This project is focused on building a movie recommendation system using PySpark to process the movies_metadata.csv dataset in a distributed environment. The environment consists of 10 virtual machines (VMs), where one VM serves as the master node and the other 9 as slave nodes. Spark and Hadoop have been configured across these VMs to enable distributed data processing.
- Operating System: Fedora 37
- Hadoop Version: 3.3.6
- Spark Version: 3.5.0
- Java Version: 21.0.1
- Python Version: 3.11.0
- Cluster Configuration:
- Master Node: hadoop1 (192.168.13.143)
- Slave Nodes: hadoop2 to hadoop10 (192.168.13.144 - 192.168.13.171)
The following directory structure is used for the setup:
/opt
├── hadoop-3.3.6/
├── spark-3.5.0/
├── java-21.0.1/
└── python-3.11.0/
- Passwordless SSH is set up between the master node and all slave nodes to enable communication.
- Hadoop and Spark configuration files are updated to run Spark in cluster mode across the nodes.
The dataset used is movies_metadata.csv, which includes various metadata related to movies such as:
- Revenue
- Runtime
- Vote count
- Vote average
- Other relevant attributes
The movie_recommend_pyspark.py script implements the logic for processing the dataset and generating movie recommendations. This script is distributed across the Hadoop-Spark cluster, leveraging the power of PySpark for large-scale data processing.
-
Copy the Python Script: Copy the
movie_recommend_pyspark.pyfile from the local machine to the master node (hadoop1). -
Run the PySpark Job:
- SSH into the master node:
ssh sat3812@192.168.13.143 - Submit the PySpark job:
spark-submit --master yarn --deploy-mode cluster /opt/movie_recommend_pyspark.py
This command will distribute the job across the cluster.

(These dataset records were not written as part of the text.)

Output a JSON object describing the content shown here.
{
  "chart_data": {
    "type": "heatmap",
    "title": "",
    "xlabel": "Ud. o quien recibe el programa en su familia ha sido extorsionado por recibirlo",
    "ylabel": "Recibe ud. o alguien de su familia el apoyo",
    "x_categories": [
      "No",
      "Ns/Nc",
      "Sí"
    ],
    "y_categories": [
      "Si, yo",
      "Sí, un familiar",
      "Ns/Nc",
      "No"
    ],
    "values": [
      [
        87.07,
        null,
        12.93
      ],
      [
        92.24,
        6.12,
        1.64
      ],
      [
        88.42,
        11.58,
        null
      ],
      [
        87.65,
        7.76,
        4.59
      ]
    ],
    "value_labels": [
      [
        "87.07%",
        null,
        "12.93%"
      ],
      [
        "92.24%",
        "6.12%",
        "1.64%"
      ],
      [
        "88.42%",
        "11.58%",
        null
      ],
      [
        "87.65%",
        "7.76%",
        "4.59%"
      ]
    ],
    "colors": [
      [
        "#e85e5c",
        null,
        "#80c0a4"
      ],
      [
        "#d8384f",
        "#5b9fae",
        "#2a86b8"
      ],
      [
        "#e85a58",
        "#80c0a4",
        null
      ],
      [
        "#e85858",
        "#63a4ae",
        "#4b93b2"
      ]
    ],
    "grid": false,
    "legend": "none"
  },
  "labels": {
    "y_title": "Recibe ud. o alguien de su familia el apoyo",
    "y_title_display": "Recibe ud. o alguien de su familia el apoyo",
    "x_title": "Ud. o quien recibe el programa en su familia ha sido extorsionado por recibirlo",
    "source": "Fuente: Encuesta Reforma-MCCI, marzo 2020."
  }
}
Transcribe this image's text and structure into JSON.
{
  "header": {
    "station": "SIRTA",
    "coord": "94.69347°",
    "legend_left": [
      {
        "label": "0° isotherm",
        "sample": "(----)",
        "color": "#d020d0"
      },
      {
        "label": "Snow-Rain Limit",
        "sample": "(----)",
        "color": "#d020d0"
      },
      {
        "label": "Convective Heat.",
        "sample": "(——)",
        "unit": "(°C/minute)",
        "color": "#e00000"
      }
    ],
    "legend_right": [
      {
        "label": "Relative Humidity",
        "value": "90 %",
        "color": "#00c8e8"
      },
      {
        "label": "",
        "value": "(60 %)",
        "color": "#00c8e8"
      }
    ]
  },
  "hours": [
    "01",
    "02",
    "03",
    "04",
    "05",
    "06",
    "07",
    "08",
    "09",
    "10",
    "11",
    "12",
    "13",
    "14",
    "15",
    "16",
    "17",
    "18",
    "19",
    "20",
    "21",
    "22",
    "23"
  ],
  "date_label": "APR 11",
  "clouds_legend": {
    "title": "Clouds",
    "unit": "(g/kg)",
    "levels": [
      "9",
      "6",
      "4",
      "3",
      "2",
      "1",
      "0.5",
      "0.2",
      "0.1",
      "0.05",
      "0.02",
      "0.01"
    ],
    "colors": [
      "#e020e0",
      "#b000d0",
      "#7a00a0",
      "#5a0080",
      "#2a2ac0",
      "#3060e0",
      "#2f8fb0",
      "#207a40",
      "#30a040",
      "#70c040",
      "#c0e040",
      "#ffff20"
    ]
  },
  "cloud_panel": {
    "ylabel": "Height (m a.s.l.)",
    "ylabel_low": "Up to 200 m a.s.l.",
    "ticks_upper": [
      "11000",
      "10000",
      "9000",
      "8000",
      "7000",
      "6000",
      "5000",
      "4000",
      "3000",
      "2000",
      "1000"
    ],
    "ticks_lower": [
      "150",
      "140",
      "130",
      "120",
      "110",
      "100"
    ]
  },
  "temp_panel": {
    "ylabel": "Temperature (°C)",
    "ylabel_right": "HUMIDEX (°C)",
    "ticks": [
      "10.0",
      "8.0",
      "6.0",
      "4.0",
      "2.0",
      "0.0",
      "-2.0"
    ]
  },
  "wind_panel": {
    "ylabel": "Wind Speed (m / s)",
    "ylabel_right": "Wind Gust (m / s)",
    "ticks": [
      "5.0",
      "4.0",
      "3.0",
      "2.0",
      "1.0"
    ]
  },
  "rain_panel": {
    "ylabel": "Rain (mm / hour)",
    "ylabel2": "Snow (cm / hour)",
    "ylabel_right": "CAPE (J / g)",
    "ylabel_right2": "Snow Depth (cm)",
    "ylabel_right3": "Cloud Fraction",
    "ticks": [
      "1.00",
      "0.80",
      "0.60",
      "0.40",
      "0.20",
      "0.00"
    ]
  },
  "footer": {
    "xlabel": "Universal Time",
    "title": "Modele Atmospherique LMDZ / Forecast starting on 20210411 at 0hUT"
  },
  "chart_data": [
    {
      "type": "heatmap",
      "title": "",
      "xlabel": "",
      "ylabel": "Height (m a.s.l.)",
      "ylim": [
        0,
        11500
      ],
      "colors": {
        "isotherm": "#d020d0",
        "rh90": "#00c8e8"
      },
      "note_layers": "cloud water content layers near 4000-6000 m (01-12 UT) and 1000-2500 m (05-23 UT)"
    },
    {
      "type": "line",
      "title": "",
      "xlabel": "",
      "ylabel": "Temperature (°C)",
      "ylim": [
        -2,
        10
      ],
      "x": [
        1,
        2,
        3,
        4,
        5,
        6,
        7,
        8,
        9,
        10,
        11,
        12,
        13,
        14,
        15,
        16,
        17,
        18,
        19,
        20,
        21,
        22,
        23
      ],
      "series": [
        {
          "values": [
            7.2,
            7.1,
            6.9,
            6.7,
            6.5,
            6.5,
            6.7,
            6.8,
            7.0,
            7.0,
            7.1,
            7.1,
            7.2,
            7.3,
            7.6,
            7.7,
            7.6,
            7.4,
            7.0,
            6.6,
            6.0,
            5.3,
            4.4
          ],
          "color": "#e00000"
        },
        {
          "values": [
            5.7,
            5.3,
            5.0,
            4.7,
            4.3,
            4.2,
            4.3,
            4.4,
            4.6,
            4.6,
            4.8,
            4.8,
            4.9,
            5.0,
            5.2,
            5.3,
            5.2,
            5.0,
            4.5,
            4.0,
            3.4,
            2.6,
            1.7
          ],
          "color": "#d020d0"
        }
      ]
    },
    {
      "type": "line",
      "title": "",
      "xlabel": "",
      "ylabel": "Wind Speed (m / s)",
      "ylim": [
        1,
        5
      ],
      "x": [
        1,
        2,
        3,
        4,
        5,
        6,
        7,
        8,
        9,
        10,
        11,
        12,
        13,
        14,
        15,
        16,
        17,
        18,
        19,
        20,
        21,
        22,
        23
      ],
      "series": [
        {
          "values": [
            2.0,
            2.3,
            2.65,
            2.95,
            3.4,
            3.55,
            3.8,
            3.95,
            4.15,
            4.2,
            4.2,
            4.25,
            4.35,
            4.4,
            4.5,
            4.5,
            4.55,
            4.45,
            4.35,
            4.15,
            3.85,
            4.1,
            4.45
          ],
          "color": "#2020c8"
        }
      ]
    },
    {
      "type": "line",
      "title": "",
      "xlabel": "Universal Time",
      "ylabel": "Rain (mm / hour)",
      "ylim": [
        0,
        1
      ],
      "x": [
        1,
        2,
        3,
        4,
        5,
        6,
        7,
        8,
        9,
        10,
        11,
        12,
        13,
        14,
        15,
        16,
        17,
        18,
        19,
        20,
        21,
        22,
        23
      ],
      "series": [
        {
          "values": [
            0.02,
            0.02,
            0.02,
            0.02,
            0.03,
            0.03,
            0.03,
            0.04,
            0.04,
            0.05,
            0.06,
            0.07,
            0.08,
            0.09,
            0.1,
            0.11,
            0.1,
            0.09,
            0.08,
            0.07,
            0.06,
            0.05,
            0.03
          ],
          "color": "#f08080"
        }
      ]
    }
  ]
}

- SSH into the master node:
-
View Results: Once the job completes, the output will be available in the logs of the master node, and the recommendations will be printed in the terminal.
- Setup a distributed environment for Hadoop and Spark.
- Run distributed data processing jobs using PySpark.
- Generate movie recommendations from the movies_metadata.csv dataset.